As condições gerais que devem ser observadas

Para ser efetiva, a estratégia de valorização do interior precisa de respeitar certas condições gerais:

  • Os programas de intervenção territorial não podem ser reduzidos a um elenco de medidas, necessitam de uma intencionalidade estratégica e operacional e de um calendário de execução;
  • Os territórios não podem ser reduzidos a “nomenclaturas territoriais estatísticas” ou comunidades de municípios que não se sentem fazendo parte de uma comunidade de destino ou de um território-desejado;
  • Os atores-principais não podem ser reduzidos a departamentos da administração pública local e regional, os territórios necessitam da mobilização da inteligência emocional e a criatividade dos cidadãos;
  • Os controladores do processo de seleção e decisão não podem ser reduzidos a templates e algoritmos, os territórios necessitam de um ator-rede que in situ seja o “principal cuidador”;
  • A economia local e regional não pode ser reduzida a uma sucessão de eventos, é necessário que esses eventos sejam integrados em “atos orgânicos” de estruturação longa da economia local;
  • A inovação territorial não pode ser reduzida à informática de gestão e administração, é necessária uma nova cultura de ordenamento urbanístico com relevo para as pequenas e médias cidades do interior no que diz respeito ao seu autogoverno, em formatos socioinstitucionais inovadores como são a economia dos contratos, das convenções, dos clubes e dos territórios-rede;
  • A inovação agroecológica não pode ser reduzida a umas medidas difusas de natureza agroambiental, sem verdadeiro impacto, é necessário defender no âmbito da PAC pós-2020 uma nova geração de bens públicos rurais, tais como infraestruturas verdes, corredores ecológicos, equipamentos agroecológicos e ecossistémicos e pagamentos por serviços ambientais prestados;
  • O capital social não pode ser reduzido a uma sociabilidade fraca ou cooperação de baixa intensidade, de resto, não se compreende que sendo a cooperação um recurso abundante e barato não seja usado com mais frequência e intensidade pelos territórios do interior.

Nota Final: a presença do ator-rede, o “cuidador principal”

A estratégia de valorização do interior para ser bem-sucedida precisa da presença permanente de um ator-rede.
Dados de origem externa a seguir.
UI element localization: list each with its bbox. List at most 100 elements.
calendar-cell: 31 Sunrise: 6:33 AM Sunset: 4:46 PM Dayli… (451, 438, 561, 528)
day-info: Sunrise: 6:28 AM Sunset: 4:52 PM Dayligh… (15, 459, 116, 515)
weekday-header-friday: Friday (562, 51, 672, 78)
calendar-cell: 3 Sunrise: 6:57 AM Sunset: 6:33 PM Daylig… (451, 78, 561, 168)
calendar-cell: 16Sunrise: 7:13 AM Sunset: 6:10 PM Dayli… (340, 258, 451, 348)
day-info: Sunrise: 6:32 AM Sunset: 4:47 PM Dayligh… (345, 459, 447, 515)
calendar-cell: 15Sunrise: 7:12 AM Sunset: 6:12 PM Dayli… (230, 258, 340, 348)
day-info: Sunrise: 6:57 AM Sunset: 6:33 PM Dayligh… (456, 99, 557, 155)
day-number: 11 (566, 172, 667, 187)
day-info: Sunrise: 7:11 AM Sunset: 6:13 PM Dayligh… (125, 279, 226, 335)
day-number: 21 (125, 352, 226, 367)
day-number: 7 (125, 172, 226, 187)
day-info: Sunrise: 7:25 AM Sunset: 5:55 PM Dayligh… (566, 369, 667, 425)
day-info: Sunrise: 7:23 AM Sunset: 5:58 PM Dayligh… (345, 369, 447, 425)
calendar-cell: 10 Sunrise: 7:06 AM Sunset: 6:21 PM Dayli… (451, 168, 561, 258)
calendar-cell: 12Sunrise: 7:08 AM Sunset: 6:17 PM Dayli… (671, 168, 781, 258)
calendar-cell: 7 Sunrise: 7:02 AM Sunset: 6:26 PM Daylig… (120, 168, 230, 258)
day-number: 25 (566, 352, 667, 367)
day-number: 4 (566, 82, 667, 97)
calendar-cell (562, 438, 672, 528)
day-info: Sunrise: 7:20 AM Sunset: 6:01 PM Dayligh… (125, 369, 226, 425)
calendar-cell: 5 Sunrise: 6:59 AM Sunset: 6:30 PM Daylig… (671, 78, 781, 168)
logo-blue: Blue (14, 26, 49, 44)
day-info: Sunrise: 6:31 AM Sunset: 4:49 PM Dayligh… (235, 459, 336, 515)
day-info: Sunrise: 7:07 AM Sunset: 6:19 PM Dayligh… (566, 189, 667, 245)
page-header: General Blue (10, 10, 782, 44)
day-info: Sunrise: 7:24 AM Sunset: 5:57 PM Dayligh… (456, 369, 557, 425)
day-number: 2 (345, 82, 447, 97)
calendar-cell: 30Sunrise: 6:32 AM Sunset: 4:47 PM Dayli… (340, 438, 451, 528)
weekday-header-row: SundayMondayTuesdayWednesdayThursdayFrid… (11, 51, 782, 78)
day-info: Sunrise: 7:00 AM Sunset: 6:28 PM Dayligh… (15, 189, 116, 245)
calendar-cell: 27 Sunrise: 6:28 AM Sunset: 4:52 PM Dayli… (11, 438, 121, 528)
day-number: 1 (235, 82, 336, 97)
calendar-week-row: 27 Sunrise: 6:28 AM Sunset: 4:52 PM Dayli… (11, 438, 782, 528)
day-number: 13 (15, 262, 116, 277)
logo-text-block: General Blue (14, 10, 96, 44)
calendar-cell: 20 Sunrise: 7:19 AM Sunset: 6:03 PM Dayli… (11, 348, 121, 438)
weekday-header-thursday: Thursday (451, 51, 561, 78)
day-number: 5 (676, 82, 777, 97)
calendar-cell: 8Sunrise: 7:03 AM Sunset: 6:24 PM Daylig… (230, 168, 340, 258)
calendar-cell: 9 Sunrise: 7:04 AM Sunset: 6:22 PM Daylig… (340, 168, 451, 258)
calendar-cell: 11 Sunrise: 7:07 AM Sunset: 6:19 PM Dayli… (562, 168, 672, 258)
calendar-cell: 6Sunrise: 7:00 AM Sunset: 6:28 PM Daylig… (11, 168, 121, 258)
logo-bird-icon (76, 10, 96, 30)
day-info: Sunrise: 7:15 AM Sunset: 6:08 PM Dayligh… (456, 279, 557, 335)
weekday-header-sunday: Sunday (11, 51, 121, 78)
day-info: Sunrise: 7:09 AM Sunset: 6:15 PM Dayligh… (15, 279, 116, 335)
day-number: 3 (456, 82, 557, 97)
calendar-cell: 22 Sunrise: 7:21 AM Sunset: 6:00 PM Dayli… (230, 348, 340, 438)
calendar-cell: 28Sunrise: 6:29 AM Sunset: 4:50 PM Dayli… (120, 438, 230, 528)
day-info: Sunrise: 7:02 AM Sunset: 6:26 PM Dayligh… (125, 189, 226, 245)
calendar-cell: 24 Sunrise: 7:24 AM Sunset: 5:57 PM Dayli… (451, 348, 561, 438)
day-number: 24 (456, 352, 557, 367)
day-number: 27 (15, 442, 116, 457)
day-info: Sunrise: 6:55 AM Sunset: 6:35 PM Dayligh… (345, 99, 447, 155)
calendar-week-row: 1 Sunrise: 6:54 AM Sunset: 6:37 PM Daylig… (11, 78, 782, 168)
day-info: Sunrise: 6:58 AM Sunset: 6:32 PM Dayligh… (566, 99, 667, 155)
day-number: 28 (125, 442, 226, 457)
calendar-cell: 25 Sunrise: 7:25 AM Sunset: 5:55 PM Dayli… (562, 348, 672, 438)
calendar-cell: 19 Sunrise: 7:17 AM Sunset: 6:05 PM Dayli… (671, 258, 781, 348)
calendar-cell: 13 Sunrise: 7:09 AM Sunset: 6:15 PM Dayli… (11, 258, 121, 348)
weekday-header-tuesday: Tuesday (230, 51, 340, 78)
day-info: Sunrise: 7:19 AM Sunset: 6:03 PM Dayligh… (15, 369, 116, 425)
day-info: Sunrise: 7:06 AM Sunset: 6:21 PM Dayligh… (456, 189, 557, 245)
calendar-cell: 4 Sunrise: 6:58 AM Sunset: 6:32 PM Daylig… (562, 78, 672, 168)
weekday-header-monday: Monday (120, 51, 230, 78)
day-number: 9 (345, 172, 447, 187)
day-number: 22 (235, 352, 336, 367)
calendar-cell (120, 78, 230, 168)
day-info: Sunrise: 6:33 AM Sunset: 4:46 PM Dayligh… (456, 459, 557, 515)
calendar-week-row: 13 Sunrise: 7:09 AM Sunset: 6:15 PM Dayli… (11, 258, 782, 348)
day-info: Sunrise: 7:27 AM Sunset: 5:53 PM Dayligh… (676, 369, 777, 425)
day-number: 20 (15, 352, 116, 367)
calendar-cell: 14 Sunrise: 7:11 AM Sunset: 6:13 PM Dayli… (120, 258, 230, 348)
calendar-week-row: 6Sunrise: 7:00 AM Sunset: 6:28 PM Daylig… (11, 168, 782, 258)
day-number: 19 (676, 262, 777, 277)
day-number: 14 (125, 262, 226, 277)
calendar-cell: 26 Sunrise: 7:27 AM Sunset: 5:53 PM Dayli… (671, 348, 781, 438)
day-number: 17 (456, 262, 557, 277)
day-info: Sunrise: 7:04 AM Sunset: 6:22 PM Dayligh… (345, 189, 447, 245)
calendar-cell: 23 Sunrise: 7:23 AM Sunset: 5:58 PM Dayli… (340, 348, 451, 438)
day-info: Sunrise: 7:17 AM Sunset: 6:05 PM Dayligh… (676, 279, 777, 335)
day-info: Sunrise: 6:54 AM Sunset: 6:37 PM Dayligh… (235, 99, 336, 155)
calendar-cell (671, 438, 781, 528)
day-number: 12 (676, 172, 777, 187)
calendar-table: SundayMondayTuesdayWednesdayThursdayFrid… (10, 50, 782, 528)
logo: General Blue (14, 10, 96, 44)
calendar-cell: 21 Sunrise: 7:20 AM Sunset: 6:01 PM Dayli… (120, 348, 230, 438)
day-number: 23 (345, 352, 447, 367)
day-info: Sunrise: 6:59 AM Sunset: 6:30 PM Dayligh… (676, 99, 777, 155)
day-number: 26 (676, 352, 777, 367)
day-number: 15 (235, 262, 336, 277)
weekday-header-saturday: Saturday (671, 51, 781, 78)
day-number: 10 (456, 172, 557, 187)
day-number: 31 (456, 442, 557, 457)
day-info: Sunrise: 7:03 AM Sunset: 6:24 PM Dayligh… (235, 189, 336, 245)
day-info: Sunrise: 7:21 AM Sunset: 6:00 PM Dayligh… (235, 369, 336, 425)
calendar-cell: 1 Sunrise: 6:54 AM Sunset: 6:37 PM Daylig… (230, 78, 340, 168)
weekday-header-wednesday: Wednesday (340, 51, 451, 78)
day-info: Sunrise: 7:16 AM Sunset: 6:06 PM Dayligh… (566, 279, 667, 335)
Este ator-rede tem quatro missões principais: promover a identificação com o território-rede, cuidar da territorialização das medidas aplicáveis, reunir uma massa crítica de atribuições, competências e recursos e promover a formação e rejuvenescimento do capital social do território. Por outro lado, importa evitar a todo o custo que “os silos ministeriais” descarreguem as medidas que têm em stock sobre os territórios, sem cuidar da territorialização dessas medidas e respetivo envelope financeiro. Esta é, justamente, a competência fundamental do ator-rede, a saber, ser um centro de racionalidade, cuidar da retenção dos efeitos de aglomeração, reduzir os efeitos externos negativos e potenciar os efeitos externos positivos. Para tal, os contratos territoriais de desenvolvimento são, igualmente, uma opção em aberto (ver PÚBLICO, 16 Dez, 2015).